The Mortgage Bankers Association says that after slowly declining over the past year, national mortgage delinquency rates ticked up in the second quarter. Mortgage servicers may have begged for better news, but you know what they say about wishes and horses...
In discussing the report, Jay Brinkmann, MBA’s Chief Economist said:
“Mortgage delinquencies were up only slightly over the last quarter. Perhaps more important than the small size of the increase, however, is the fact that it reversed the trend of fairly steady drops in delinquencies we have seen over the last year. This is consistent with the slowdown in the economy during the first half of the year and our stubbornly high unemployment rate. Whether this is just a temporary blip or a sign of a true change in direction for mortgage performance will fundamentally depend on the direction of employment over the remainder of the year.”
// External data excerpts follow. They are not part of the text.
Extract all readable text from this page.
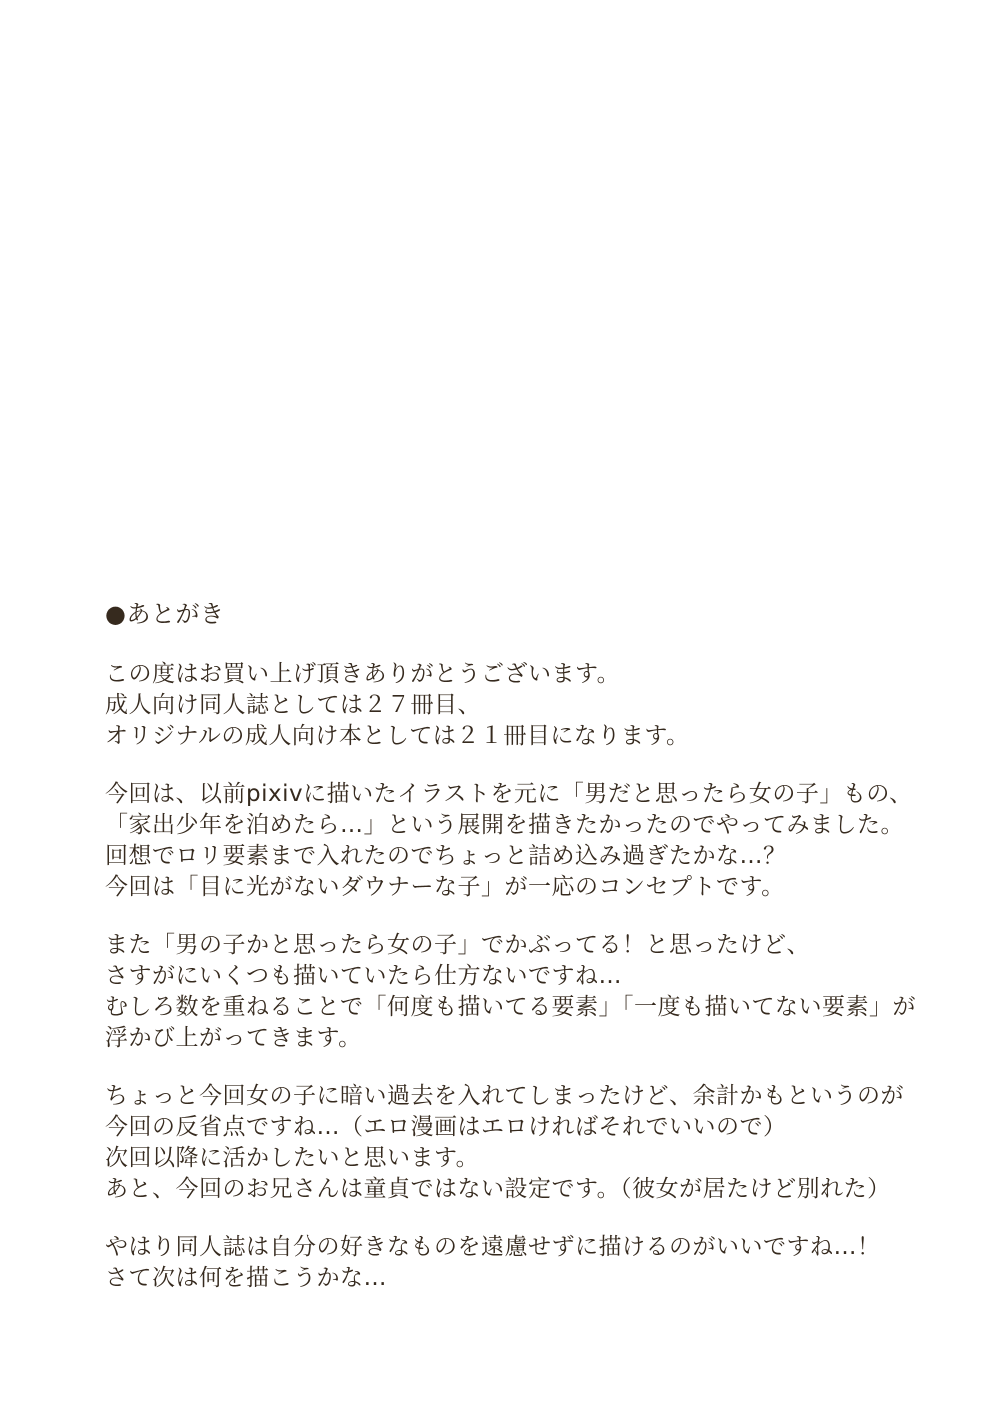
●あとがき
この度はお買い上げ頂きありがとうございます。
成人向け同人誌としては２７冊目、
オリジナルの成人向け本としては２１冊目になります。
今回は、以前pixivに描いたイラストを元に「男だと思ったら女の子」もの、
「家出少年を泊めたら…」という展開を描きたかったのでやってみました。
回想でロリ要素まで入れたのでちょっと詰め込み過ぎたかな…？
今回は「目に光がないダウナーな子」が一応のコンセプトです。
また「男の子かと思ったら女の子」でかぶってる！と思ったけど、
さすがにいくつも描いていたら仕方ないですね…
むしろ数を重ねることで「何度も描いてる要素」「一度も描いてない要素」が
浮かび上がってきます。
ちょっと今回女の子に暗い過去を入れてしまったけど、余計かもというのが
今回の反省点ですね…（エロ漫画はエロければそれでいいので）
次回以降に活かしたいと思います。
あと、今回のお兄さんは童貞ではない設定です。（彼女が居たけど別れた）
やはり同人誌は自分の好きなものを遠慮せずに描けるのがいいですね…！
さて次は何を描こうかな…
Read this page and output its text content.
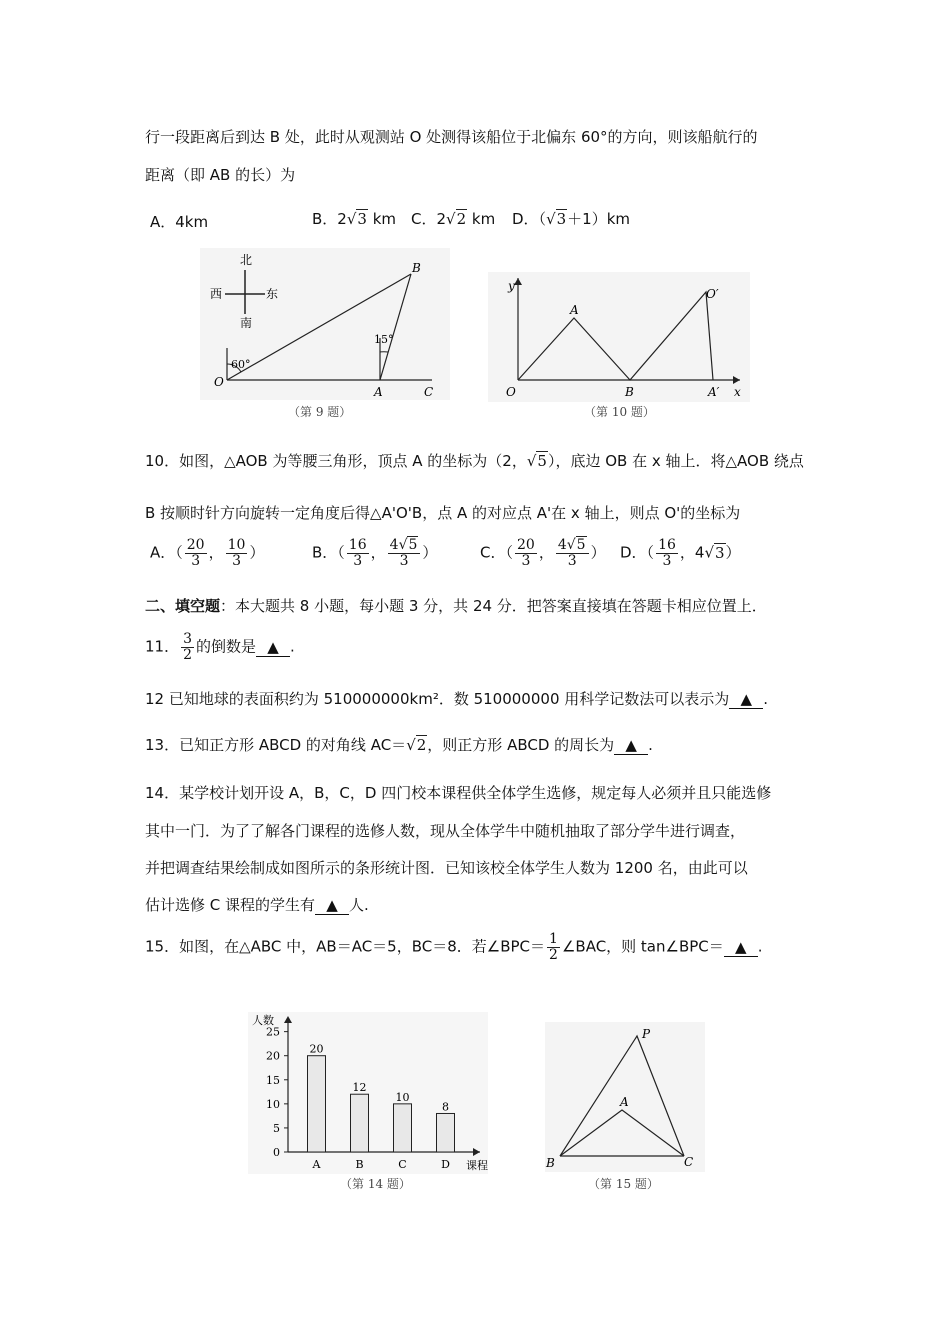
行一段距离后到达 B 处，此时从观测站 O 处测得该船位于北偏东 60°的方向，则该船航行的
距离（即 AB 的长）为
A．4km	B．2√3 km C．2√2 km D．（√3＋1）km
北
南
西	东
60°
15°
B
O
A	C
（第 9 题）
y
x
O
A
B
O′
A′
（第 10 题）
10．如图，△AOB 为等腰三角形，顶点 A 的坐标为（2，√5），底边 OB 在 x 轴上．将△AOB 绕点
B 按顺时针方向旋转一定角度后得△A'O'B，点 A 的对应点 A'在 x 轴上，则点 O'的坐标为
A．（ $\frac{20}{3}$ ， $\frac{10}{3}$ ）	B．（ $\frac{16}{3}$ ， $\frac{4√5}{3}$ ）	C．（ $\frac{20}{3}$ ， $\frac{4√5}{3}$ ） D．（ $\frac{16}{3}$ ，4√3）
二、填空题：本大题共 8 小题，每小题 3 分，共 24 分．把答案直接填在答题卡相应位置上．
11． $\frac{3}{2}$ 的倒数是 ▲ .
12 已知地球的表面积约为 510000000km²．数 510000000 用科学记数法可以表示为 ▲ .
13．已知正方形 ABCD 的对角线 AC＝√2，则正方形 ABCD 的周长为 ▲ .
14．某学校计划开设 A，B，C，D 四门校本课程供全体学生选修，规定每人必须并且只能选修
其中一门．为了了解各门课程的选修人数，现从全体学牛中随机抽取了部分学牛进行调查，
并把调查结果绘制成如图所示的条形统计图．已知该校全体学生人数为 1200 名，由此可以
估计选修 C 课程的学生有 ▲ 人.
15．如图，在△ABC 中，AB＝AC＝5，BC＝8．若∠BPC＝ $\frac{1}{2}$ ∠BAC，则 tan∠BPC＝ ▲ .
人数
课程
0
5
10
15
20
25
20
A
12
B
10
C
8
D
（第 14 题）
P
A
B	C
（第 15 题）
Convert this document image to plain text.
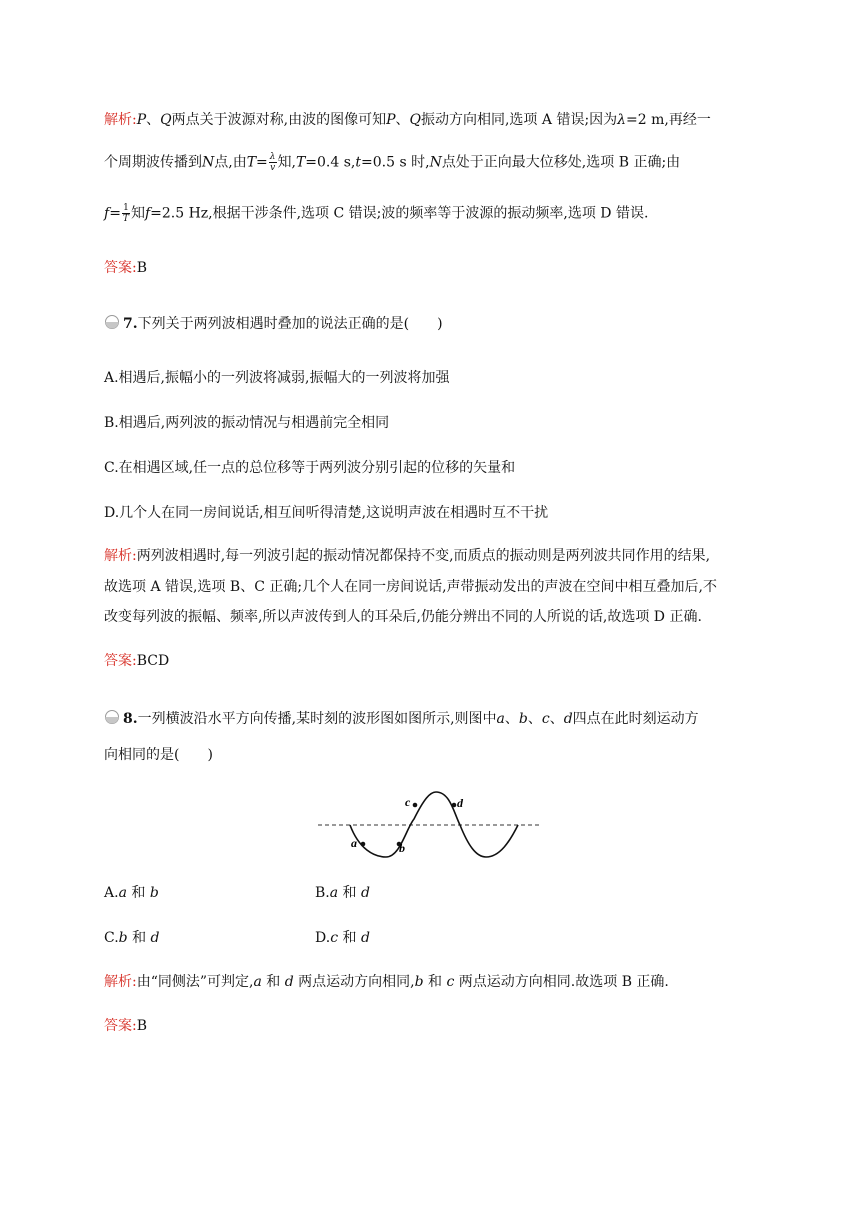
解析:P、Q两点关于波源对称,由波的图像可知P、Q振动方向相同,选项 A 错误;因为λ=2 m,再经一
个周期波传播到N点,由$T= \frac{\lambda}{v}$ 知,T=0.4 s,t=0.5 s 时,N点处于正向最大位移处,选项 B 正确;由
$f= \frac{1}{T}$ 知f=2.5 Hz,根据干涉条件,选项 C 错误;波的频率等于波源的振动频率,选项 D 错误.
答案:B
7.下列关于两列波相遇时叠加的说法正确的是(　　)
A.相遇后,振幅小的一列波将减弱,振幅大的一列波将加强
B.相遇后,两列波的振动情况与相遇前完全相同
C.在相遇区域,任一点的总位移等于两列波分别引起的位移的矢量和
D.几个人在同一房间说话,相互间听得清楚,这说明声波在相遇时互不干扰
解析:两列波相遇时,每一列波引起的振动情况都保持不变,而质点的振动则是两列波共同作用的结果,
故选项 A 错误,选项 B、C 正确;几个人在同一房间说话,声带振动发出的声波在空间中相互叠加后,不
改变每列波的振幅、频率,所以声波传到人的耳朵后,仍能分辨出不同的人所说的话,故选项 D 正确.
答案:BCD
8.一列横波沿水平方向传播,某时刻的波形图如图所示,则图中a、b、c、d四点在此时刻运动方
向相同的是(　　)
a	b
c	d
A.a 和 b	B.a 和 d
C.b 和 d	D.c 和 d
解析:由“同侧法”可判定,a 和 d 两点运动方向相同,b 和 c 两点运动方向相同.故选项 B 正确.
答案:B
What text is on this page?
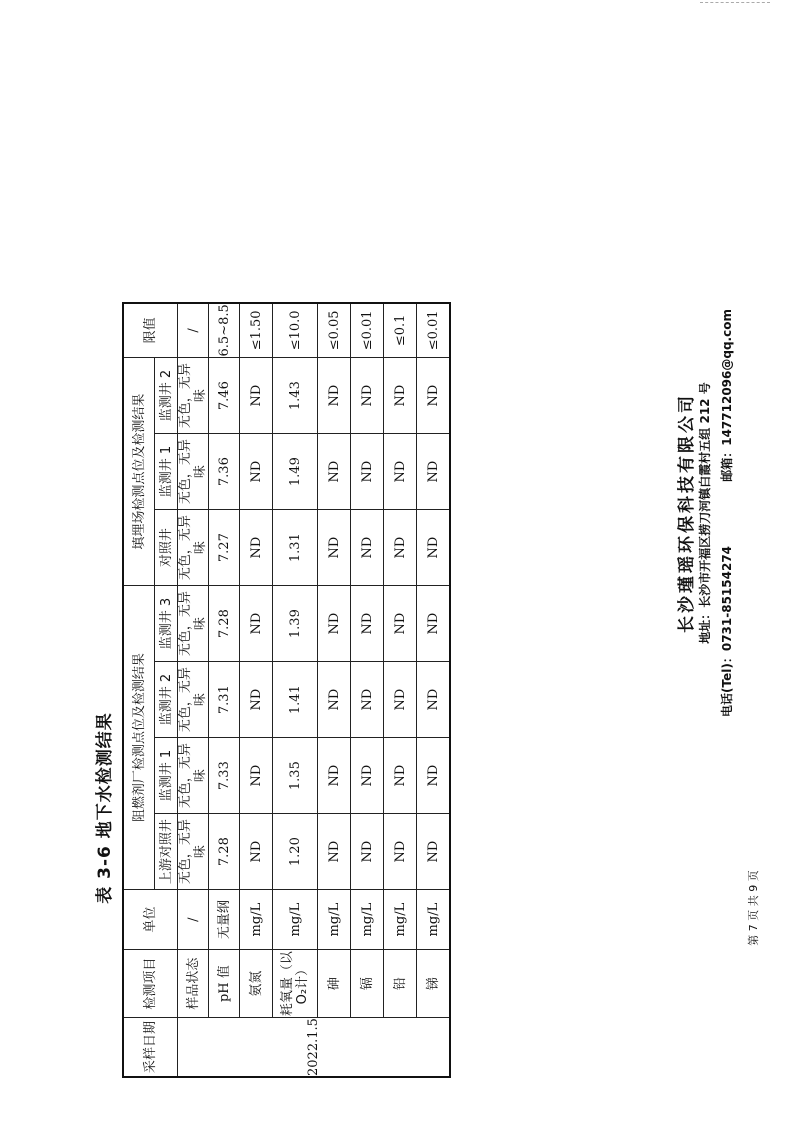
表 3-6 地下水检测结果
采样日期	检测项目	单位	阻燃剂厂检测点位及检测结果				填埋场检测点位及检测结果			限值
			上游对照井	监测井 1	监测井 2	监测井 3	对照井	监测井 1	监测井 2	
2022.1.5	样品状态	/	无色，无异味	无色，无异味	无色，无异味	无色，无异味	无色，无异味	无色，无异味	无色，无异味	/
	pH 值	无量纲	7.28	7.33	7.31	7.28	7.27	7.36	7.46	6.5~8.5
	氨氮	mg/L	ND	ND	ND	ND	ND	ND	ND	≤1.50
	耗氧量（以O₂计）	mg/L	1.20	1.35	1.41	1.39	1.31	1.49	1.43	≤10.0
	砷	mg/L	ND	ND	ND	ND	ND	ND	ND	≤0.05
	镉	mg/L	ND	ND	ND	ND	ND	ND	ND	≤0.01
	铅	mg/L	ND	ND	ND	ND	ND	ND	ND	≤0.1
	锑	mg/L	ND	ND	ND	ND	ND	ND	ND	≤0.01
长沙瑾瑶环保科技有限公司 地址：长沙市开福区捞刀河镇白霞村五组 212 号 电话(Tel)：0731-85154274 邮箱：14771209​6@qq.com
第 7 页 共 9 页
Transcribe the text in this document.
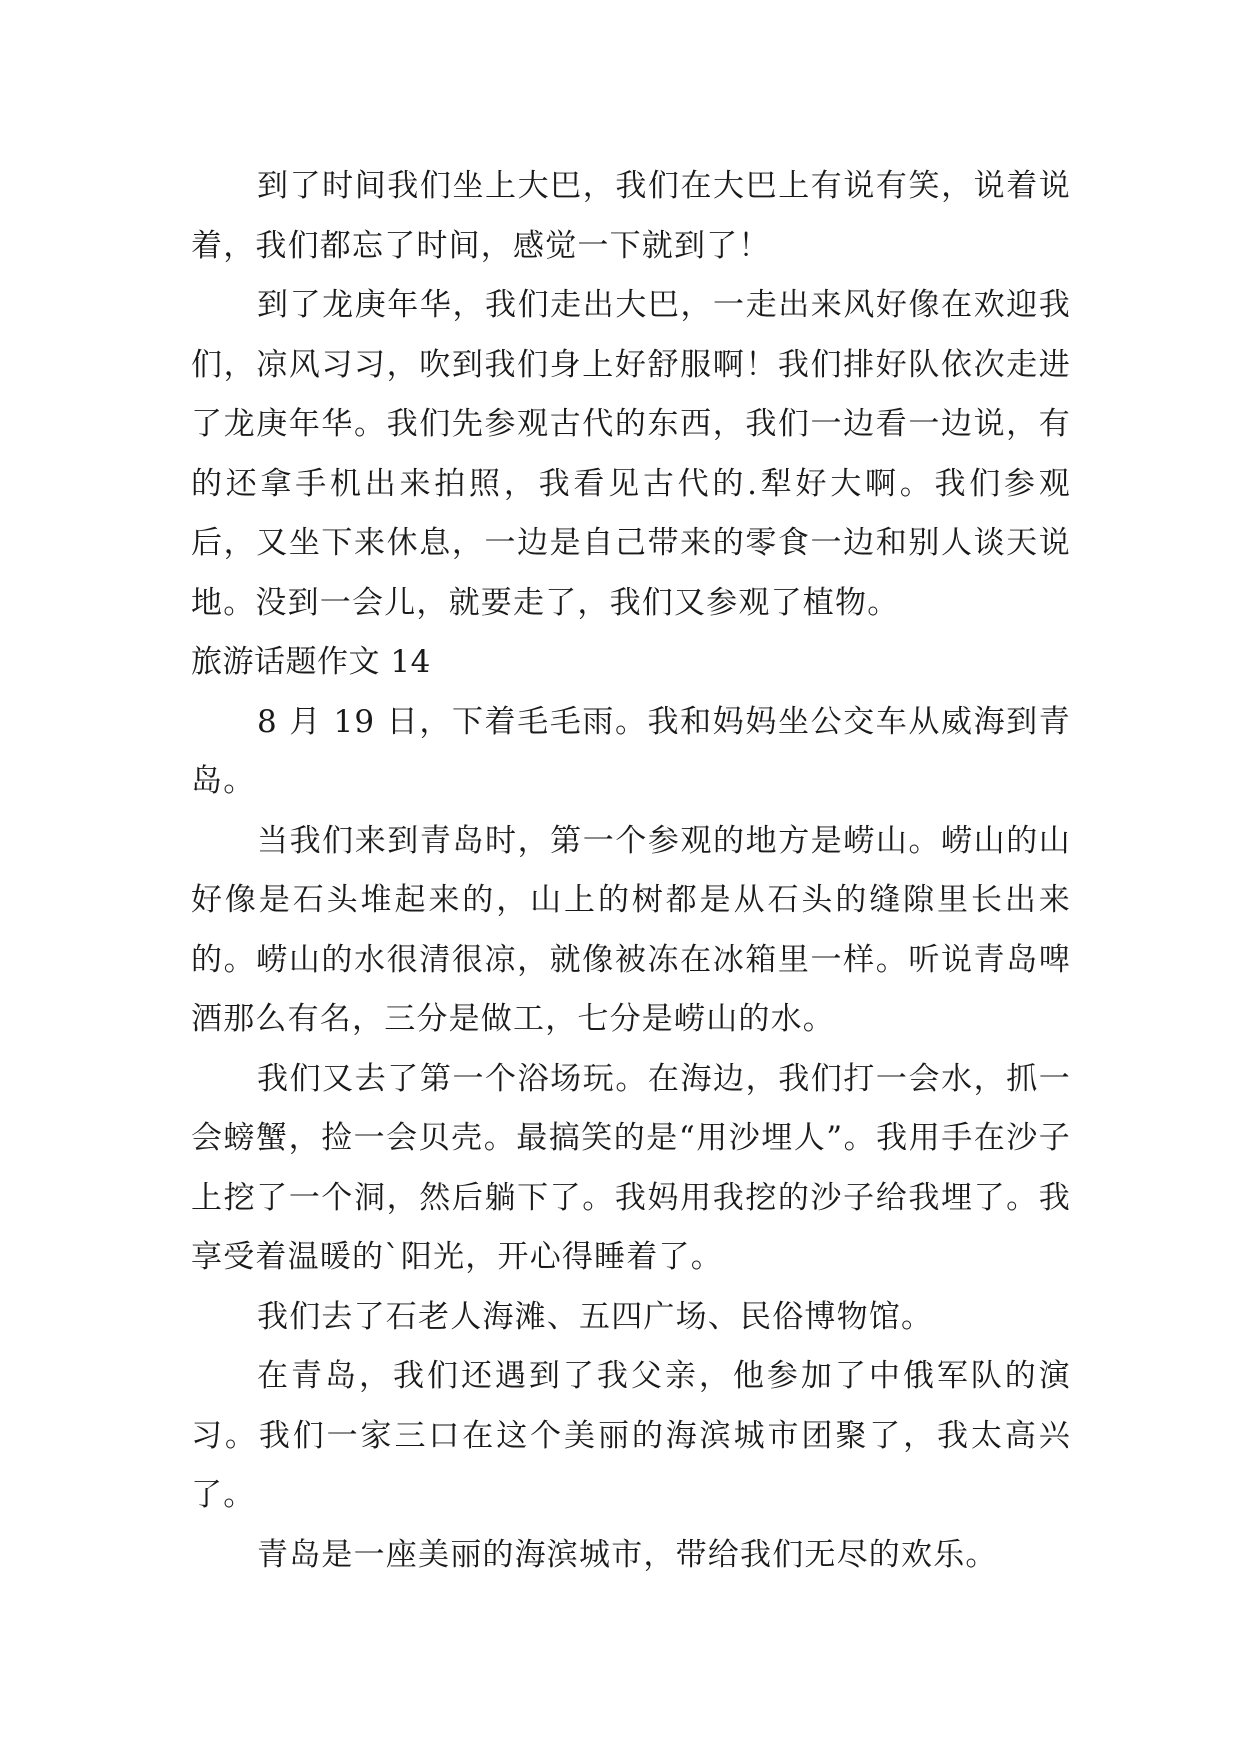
到了时间我们坐上大巴，我们在大巴上有说有笑，说着说着，我们都忘了时间，感觉一下就到了！

到了龙庚年华，我们走出大巴，一走出来风好像在欢迎我们，凉风习习，吹到我们身上好舒服啊！我们排好队依次走进了龙庚年华。我们先参观古代的东西，我们一边看一边说，有的还拿手机出来拍照，我看见古代的.犁好大啊。我们参观后，又坐下来休息，一边是自己带来的零食一边和别人谈天说地。没到一会儿，就要走了，我们又参观了植物。

旅游话题作文 14

8 月 19 日，下着毛毛雨。我和妈妈坐公交车从威海到青岛。

当我们来到青岛时，第一个参观的地方是崂山。崂山的山好像是石头堆起来的，山上的树都是从石头的缝隙里长出来的。崂山的水很清很凉，就像被冻在冰箱里一样。听说青岛啤酒那么有名，三分是做工，七分是崂山的水。

我们又去了第一个浴场玩。在海边，我们打一会水，抓一会螃蟹，捡一会贝壳。最搞笑的是“用沙埋人”。我用手在沙子上挖了一个洞，然后躺下了。我妈用我挖的沙子给我埋了。我享受着温暖的`阳光，开心得睡着了。

我们去了石老人海滩、五四广场、民俗博物馆。

在青岛，我们还遇到了我父亲，他参加了中俄军队的演习。我们一家三口在这个美丽的海滨城市团聚了，我太高兴了。

青岛是一座美丽的海滨城市，带给我们无尽的欢乐。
So if this historically high level of past due accounts is the "new normal", how should mortgage servicers equip themselves to not only survive but thrive until the economy improves?
Here are three suggestions:
- Leverage cloud-based systems - Cloud-based systems, especially those delivering software as a service (SaaS), require little upfront investment to obtain the latest innovations in servicing automation. These pay-as-you-go solutions can offer dramatic improvements in operational efficiency while at the same time improving borrower satisfaction...something we've had precious little of in the past 5 years.
- Communicate early & often - Getting a jump on struggling borrowers is also key. The earlier a problem with repayment can be identified, the more likely you are to reach a solution that works for both the borrower and the investor. And don't forget that the Treasury pays a premium for modifications begun within the first 120 days of delinquency.
- Don't leave borrowers hanging - Once you've engaged a distressed borrower in a discussion of alternatives to foreclosure, the need for timely information about the process goes way up, and so do your inbound calls. This can lead long hold queues in your contact center and borrower frustration. But not every one of these calls needs to go directly to the borrower's single point of contact (SPOC). Make sure you've got the information they are seeking about status, missing documentation and next steps available to the borrower through easy to use self-service applications on your interactive voice response (IVR) system.
I'm sure we'd all like to see a lot less color and much more white on the MBA's quarterly delinquency chart, but until that happens the winners in the servicing game will be those who can most effectively deal with high volumes of delinquent borrowers. Make sure you are one of them.